We had a lovely and insightful Dharma talk this morning titled “Practicing with disappointment”. The fertile soil of hope and disappointment raised all sorts of wonderful questions.

There is some talk in Buddhism about abandoning hope altogether, that only when we abandon hope can we be free of ego attachment. If we abandon hope we’ll be free of disappointment too. I think this is a pretty sad state and not whole-hearted practice.

Chogyam Trungpa (as quoted in the talk) talks about allowing ourselves to be completely disappointed, letting in the sharp edges of disappointment without resistance and taking the disappointment as a teacher, a friend. But just what is this disappointment pointing to? Is it pointing to hope? What if I could rely on both completely?

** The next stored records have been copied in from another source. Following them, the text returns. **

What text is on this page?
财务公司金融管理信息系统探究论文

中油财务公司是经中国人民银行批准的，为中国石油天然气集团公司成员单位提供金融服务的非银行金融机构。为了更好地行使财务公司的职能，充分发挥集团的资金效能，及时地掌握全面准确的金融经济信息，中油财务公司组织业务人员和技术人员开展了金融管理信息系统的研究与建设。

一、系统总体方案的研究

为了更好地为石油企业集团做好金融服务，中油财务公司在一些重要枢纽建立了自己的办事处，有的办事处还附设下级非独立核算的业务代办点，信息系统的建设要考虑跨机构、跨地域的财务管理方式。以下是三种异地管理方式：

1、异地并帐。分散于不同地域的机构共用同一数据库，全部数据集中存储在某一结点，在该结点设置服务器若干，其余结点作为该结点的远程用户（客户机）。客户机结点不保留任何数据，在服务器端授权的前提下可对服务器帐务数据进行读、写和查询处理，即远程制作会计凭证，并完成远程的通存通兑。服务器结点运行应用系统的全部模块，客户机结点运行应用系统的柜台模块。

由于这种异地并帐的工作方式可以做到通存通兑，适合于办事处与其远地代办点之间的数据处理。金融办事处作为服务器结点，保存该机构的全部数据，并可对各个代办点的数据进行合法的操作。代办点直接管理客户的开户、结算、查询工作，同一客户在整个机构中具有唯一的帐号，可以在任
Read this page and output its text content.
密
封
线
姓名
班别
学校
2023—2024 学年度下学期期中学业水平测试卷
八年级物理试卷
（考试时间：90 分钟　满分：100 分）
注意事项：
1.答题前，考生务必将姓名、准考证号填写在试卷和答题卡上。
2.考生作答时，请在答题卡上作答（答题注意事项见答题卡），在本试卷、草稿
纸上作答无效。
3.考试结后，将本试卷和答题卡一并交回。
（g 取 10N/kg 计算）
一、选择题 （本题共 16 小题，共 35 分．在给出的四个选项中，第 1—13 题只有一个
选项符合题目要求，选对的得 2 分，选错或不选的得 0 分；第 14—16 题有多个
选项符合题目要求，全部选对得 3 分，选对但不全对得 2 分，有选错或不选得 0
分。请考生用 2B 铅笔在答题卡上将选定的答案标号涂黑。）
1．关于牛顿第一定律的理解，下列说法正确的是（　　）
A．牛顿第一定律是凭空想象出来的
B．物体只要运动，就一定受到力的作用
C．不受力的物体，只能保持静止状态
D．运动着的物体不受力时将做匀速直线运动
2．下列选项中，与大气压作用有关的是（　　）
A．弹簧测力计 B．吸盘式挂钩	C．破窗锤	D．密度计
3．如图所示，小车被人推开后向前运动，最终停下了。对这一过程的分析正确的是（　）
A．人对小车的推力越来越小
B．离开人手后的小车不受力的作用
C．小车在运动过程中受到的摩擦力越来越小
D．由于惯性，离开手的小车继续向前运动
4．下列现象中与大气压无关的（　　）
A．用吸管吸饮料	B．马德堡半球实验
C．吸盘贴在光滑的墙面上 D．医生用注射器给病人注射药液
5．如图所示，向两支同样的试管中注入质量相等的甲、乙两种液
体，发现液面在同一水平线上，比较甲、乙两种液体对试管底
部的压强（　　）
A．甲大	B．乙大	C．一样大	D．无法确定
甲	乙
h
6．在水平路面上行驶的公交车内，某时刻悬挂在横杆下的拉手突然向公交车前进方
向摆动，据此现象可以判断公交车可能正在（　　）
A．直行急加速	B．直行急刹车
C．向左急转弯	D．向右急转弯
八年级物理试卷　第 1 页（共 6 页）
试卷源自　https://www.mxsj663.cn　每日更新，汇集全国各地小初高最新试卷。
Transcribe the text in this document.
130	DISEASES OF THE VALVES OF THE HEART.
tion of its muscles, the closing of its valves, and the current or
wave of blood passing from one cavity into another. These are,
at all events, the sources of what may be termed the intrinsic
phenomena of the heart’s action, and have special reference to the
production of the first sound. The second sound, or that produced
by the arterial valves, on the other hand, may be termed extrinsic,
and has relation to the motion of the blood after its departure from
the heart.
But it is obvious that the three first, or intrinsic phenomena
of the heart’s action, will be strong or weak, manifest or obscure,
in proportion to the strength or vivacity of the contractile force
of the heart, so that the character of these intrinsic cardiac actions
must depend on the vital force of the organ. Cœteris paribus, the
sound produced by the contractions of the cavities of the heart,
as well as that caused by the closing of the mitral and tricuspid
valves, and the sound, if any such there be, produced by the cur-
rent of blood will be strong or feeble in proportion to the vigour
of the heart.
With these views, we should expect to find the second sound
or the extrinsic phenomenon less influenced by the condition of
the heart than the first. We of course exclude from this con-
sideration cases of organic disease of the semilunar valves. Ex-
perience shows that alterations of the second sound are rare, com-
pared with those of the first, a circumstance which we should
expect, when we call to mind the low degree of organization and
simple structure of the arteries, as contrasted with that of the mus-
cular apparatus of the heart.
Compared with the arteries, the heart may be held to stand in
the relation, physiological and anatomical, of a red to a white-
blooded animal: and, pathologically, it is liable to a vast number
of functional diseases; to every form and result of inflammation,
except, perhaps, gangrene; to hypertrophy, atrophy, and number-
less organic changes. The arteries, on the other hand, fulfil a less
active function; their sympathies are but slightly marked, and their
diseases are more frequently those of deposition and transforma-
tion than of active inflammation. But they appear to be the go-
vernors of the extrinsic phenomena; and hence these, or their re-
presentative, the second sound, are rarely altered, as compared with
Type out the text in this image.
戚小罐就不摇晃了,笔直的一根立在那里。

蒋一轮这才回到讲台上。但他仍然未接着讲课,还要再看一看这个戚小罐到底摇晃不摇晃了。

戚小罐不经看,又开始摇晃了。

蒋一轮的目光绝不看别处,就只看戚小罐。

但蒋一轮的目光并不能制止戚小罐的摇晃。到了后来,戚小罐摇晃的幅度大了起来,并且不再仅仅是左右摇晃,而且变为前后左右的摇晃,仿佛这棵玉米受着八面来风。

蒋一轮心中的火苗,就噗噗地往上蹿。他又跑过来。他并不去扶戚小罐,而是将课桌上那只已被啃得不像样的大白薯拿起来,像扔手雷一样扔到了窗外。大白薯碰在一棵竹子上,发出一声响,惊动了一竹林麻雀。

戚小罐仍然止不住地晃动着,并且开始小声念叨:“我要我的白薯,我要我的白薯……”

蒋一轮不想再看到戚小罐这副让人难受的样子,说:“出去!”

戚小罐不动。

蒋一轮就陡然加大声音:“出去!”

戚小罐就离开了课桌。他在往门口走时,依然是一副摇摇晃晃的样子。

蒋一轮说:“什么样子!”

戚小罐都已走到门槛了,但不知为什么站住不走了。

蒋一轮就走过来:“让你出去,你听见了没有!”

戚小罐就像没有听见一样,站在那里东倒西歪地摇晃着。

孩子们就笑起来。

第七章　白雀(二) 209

The other side of disappointment is hope, maybe in fact it is our hopes and dreams that create disappointment in the first place. We desire something, and come up with all kinds of stories about how much better our life will be when we get it. The second noble truth is sometimes talked about in this way, those foolish enough to hope for a better life deserve all the disappointment they get! Be where you are, and happy with what you have! Isn’t this what we’re taught in Soto Zen too?

But what about these Bodhisattvas who’ve made the completely foolish vow to save all beings, themselves included. What a stupendously hopeful way to live, the audacity! In our tradition of Soto Zen, each of us make this vow and formalize it by sewing a Rokasu and receiving the precepts. It takes a long time to sew one, and the final ceremony is pretty serious. It’s a big deal.

So we’re really tied to this foolish, hopeful vow, and (it would seem) destined be perpetually disappointed by the suffering of the world and all beings. What gives? This is the Mahayana path, opening our hearts completely to the world, making space for hope, for disappointment, and the totally crazy act of just being ourselves as we are, living life as it is. If we’ve made the decision to take disappointment as friend, then we must take hope as a friend too, since they’re inseparable. What is life without hopes and dreams? We know deep down that we may be disappointed, but we do it anyway. Why? Maybe because it’s fun, but that’s only part of the story.

What is this disappointment pointing to? Actually this disappointment is one of the three marks of existence, 1) disappointment (suffering), 2) impermanence, and 3) emptiness. So we could say that disappointment is pointing directly at life, directly at mind and our true self. This is the real gift of disappointment. The object of my seeking is not at all what I hoped it would be in the end, why is this? Is it because this object won’t last? Probably. But just who is it that is obtaining this ultimately unsatisfying object? Could it be that the reason nothing will ever satisfy me is that in reality there is no one here to satisfy? How wonderful! And disappointment points to directly at this truth, how wonderful!

Where there is seeking there is hope, where this hope there is disappointment, where there is disappointment there is a great space, and from this great empty space Buddha nature and life itself springs eternal. Could disappointment itself be enlightenment?